The objective reader will recall the central argument made by the not-my-table set in the White House: that if "lift-and-strike" was undertaken, fighting would escalate, U.N. forces would have to be withdrawn, and safe havens would be overrun by Serbian forces.

So lift-and-strike was never tried. What has happened? Serbian attacks have escalated, humiliated U.N. forces are preparing to withdraw and safe havens are being overrun.

Moreover, Mr. Clinton's failure of nerve has led to this: The U.N. is reduced to huffing resolutions as impotent as the papal bull against the comet; NATO is revealed to be militarily muscle-bound, at the mercy of terrorist hostage-takers; Nazi-style ethnic cleansing is triumphant; and Bosnian civilians are being driven from their U.N.-guaranteed havens like cattle.

On top of that, Mr. Clinton's message to rogue states that shoot down a U.S. F-16 on patrol: We will not retaliate.

Ah, say Clinton apologists, but we kept our boys out of foreign wars. The truth is otherwise: By refusing to help the Bosnians fight their own war, Mr. Clinton has foolishly committed us to provide 25,000 U.S. ground troops to cover a U.N. retreat. "Clinton's war" risks American lives only when defeat is certain.

The White House is irritated at the attention being given the rape of Bosnia because this was supposed to be Vietnam reconciliation week.

Consider the march of his "commercial-Communist complex." It began by giving trade advantages to increasingly repressive China; it moved to conferring diplomatic recognition on Communist Vietnam; soon it hopes to help Castro maintain Communist control in Cuba.

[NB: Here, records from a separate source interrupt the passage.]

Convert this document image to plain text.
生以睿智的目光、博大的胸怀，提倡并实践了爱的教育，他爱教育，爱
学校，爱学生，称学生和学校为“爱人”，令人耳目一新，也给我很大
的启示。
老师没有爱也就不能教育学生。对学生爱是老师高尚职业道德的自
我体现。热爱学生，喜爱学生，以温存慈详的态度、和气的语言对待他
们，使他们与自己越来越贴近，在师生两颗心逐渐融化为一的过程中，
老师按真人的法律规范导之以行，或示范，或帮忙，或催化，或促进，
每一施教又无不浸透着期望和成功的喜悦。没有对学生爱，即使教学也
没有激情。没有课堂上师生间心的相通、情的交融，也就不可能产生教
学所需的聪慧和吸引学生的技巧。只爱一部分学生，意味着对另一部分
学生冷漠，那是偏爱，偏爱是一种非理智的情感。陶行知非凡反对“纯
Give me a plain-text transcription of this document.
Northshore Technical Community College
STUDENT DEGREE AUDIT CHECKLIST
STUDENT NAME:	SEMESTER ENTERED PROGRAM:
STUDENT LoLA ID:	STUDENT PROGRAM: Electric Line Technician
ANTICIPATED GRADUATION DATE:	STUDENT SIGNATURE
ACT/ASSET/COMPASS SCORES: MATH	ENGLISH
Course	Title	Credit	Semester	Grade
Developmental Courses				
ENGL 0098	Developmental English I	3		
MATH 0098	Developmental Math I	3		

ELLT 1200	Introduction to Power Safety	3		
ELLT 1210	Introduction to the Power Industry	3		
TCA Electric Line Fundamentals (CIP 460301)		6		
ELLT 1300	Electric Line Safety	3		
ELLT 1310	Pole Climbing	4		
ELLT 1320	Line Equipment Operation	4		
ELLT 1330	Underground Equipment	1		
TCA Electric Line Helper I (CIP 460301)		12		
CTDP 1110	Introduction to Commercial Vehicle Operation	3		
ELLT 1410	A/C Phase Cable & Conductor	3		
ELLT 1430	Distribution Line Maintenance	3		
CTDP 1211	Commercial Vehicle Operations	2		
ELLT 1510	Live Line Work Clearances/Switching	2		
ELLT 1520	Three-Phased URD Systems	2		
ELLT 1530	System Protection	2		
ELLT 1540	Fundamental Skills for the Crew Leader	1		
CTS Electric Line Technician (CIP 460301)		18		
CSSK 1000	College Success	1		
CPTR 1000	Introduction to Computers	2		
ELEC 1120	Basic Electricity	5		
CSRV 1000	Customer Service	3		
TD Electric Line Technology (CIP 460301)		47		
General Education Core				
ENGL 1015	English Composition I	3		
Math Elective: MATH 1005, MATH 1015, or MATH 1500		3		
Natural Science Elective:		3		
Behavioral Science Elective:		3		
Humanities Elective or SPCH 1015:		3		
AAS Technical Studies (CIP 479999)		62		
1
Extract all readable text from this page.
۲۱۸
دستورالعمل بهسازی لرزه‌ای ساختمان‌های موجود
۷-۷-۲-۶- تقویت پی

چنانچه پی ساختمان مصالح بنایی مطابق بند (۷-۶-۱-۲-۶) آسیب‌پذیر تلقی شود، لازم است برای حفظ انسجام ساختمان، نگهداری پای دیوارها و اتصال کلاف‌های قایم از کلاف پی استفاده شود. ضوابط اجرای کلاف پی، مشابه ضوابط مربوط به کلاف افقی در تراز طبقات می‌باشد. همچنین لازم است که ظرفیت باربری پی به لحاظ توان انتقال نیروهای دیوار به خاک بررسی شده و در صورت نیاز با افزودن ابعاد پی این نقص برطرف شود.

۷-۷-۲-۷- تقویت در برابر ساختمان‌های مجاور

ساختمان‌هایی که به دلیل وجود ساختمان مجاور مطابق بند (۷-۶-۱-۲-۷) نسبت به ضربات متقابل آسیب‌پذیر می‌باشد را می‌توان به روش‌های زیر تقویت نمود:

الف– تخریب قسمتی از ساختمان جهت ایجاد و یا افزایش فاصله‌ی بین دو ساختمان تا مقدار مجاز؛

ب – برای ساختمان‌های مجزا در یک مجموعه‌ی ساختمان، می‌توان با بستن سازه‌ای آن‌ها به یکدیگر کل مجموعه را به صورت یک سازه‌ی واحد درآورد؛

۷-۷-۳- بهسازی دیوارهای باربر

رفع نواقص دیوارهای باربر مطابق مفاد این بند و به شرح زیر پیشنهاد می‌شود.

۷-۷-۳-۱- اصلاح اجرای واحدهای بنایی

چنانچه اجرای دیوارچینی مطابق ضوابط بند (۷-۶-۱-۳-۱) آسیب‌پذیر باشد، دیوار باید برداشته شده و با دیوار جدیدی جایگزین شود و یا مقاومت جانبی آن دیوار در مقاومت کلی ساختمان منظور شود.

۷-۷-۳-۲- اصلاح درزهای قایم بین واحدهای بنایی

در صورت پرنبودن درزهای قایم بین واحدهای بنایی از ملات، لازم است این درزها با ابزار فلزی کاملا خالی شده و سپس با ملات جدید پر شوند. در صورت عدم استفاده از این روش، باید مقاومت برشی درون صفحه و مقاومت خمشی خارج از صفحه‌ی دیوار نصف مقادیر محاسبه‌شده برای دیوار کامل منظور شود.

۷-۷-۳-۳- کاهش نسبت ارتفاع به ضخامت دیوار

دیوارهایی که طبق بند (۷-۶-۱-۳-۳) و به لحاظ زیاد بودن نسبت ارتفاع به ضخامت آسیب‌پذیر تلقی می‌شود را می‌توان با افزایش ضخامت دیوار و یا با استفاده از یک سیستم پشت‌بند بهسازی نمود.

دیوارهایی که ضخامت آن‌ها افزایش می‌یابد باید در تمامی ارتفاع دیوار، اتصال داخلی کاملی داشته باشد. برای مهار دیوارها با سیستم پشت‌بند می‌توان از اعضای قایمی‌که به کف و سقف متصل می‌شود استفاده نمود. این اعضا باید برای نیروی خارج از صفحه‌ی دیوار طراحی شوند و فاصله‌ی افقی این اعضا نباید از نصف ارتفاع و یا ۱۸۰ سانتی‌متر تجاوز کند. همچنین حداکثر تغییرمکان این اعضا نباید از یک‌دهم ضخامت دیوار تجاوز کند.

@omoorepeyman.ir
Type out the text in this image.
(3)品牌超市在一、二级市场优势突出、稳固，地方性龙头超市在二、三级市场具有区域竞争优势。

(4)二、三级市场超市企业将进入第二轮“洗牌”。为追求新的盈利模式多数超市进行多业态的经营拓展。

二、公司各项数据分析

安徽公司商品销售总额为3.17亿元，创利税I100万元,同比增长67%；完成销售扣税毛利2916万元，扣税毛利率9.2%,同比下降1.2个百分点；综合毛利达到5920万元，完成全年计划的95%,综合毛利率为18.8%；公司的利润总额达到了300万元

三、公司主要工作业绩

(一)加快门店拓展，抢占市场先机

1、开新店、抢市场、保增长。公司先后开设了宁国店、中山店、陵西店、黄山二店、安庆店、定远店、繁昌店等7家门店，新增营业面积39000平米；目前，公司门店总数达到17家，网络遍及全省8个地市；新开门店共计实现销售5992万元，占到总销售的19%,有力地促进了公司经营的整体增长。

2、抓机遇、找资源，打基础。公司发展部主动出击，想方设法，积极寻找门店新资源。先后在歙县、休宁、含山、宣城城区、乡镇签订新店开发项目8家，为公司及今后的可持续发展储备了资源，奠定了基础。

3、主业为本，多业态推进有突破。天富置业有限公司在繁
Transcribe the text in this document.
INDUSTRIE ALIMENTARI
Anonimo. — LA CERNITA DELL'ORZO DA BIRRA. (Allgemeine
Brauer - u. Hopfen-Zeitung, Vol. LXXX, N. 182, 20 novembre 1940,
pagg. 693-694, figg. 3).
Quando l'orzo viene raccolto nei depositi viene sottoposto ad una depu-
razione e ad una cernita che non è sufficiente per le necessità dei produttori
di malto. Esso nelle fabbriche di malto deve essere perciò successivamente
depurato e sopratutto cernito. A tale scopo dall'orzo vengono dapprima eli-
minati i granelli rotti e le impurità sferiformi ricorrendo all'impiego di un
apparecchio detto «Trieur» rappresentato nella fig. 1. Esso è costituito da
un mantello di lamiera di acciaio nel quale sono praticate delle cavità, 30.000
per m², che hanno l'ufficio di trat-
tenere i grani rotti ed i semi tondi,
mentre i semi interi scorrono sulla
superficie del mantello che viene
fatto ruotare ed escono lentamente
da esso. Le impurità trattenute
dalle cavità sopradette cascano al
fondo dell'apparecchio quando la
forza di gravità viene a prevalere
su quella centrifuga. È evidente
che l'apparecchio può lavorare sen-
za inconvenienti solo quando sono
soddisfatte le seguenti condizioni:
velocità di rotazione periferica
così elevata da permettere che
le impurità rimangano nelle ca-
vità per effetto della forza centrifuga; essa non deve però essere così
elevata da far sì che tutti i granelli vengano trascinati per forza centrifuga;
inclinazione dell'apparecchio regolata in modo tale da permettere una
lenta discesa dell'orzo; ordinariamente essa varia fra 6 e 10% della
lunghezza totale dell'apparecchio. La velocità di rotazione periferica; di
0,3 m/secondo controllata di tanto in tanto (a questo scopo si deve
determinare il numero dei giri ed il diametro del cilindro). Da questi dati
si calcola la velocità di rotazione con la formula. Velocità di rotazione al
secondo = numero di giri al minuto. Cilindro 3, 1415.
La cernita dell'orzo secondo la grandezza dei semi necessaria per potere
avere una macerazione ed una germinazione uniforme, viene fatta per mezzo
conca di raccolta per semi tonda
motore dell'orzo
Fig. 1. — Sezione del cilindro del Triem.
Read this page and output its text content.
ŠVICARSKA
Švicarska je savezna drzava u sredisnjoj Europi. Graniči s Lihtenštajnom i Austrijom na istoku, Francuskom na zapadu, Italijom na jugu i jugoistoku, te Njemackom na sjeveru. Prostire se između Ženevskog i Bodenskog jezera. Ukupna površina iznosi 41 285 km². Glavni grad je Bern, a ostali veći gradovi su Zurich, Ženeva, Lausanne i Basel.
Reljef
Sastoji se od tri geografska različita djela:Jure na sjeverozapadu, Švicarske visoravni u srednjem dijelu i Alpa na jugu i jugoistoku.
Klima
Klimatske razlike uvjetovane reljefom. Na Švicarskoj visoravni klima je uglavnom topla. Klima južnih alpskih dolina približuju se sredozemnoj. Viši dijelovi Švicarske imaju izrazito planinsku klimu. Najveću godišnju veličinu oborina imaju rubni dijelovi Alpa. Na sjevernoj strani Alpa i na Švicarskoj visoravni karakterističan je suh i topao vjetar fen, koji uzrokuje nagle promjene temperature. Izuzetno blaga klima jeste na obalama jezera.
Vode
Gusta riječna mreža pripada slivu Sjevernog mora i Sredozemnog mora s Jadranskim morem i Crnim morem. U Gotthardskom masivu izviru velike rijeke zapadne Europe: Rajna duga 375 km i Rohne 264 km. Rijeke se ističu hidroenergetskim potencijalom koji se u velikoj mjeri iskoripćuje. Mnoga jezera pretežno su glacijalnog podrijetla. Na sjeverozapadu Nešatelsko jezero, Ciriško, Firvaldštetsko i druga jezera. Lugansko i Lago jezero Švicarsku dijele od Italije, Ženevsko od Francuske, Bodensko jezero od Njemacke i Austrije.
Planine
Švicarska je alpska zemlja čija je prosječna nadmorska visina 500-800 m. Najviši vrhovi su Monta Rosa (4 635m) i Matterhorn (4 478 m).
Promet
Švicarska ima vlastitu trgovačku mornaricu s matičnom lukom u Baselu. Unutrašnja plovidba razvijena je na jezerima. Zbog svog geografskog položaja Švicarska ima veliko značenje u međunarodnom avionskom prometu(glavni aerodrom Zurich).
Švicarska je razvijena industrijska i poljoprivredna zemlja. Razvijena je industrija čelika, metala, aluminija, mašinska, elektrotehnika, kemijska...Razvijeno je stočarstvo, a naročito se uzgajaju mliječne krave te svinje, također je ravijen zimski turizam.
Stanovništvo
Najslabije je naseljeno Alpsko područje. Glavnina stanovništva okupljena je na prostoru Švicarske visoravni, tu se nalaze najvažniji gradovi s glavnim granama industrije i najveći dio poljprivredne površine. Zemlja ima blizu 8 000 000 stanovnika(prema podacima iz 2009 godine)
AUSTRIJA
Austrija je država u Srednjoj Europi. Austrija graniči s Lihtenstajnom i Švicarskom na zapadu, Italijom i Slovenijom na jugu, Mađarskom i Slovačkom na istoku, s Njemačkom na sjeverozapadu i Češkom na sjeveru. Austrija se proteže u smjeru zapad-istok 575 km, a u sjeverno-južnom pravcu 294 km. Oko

Why? Because "the time has come" -- the bored slogan of the irresolute.

Mr. Clinton's shock-of-recognition theory is that trade and aid weave a web of contacts that promotes civilized behavior and democratic reform. But the new Clinton detente with China is not working any better than the old Nixon detente with the Soviet Union. Today's pragmatic passivity has emboldened Chinese hard-liners to crush human rights, to threaten expansion into the South China Sea, even to snatch a Sakharovian U.S. citizen.

Global sharks can detect blood in the water anywhere: If the U.S. isn't going to make a fuss about one of its planes being shot down in Bosnia, why should it complain about the seizure of the annoying Harry Wu?

Contempt is contagious. When you act weakly in one place, you are presumed to be weak elsewhere.

That is why Clinton's Carteresque avoidance of duty in the Balkans hits home: It is the source of the infection of weakness that now pervades his foreign policy.

Bosnia has given the world's bullies good reason to believe that the United States under this president can be had. Mr. Clinton piously preaches "engagement" but wimpishly practices detachment.

Mr. Clinton has turned a superpower into a subpower, stumbling down the U.N.'s road to defeat. Though the hour is late, in Bosnia "the time has come" to follow Mr. Dole.

William Safire is a New York Times columnist.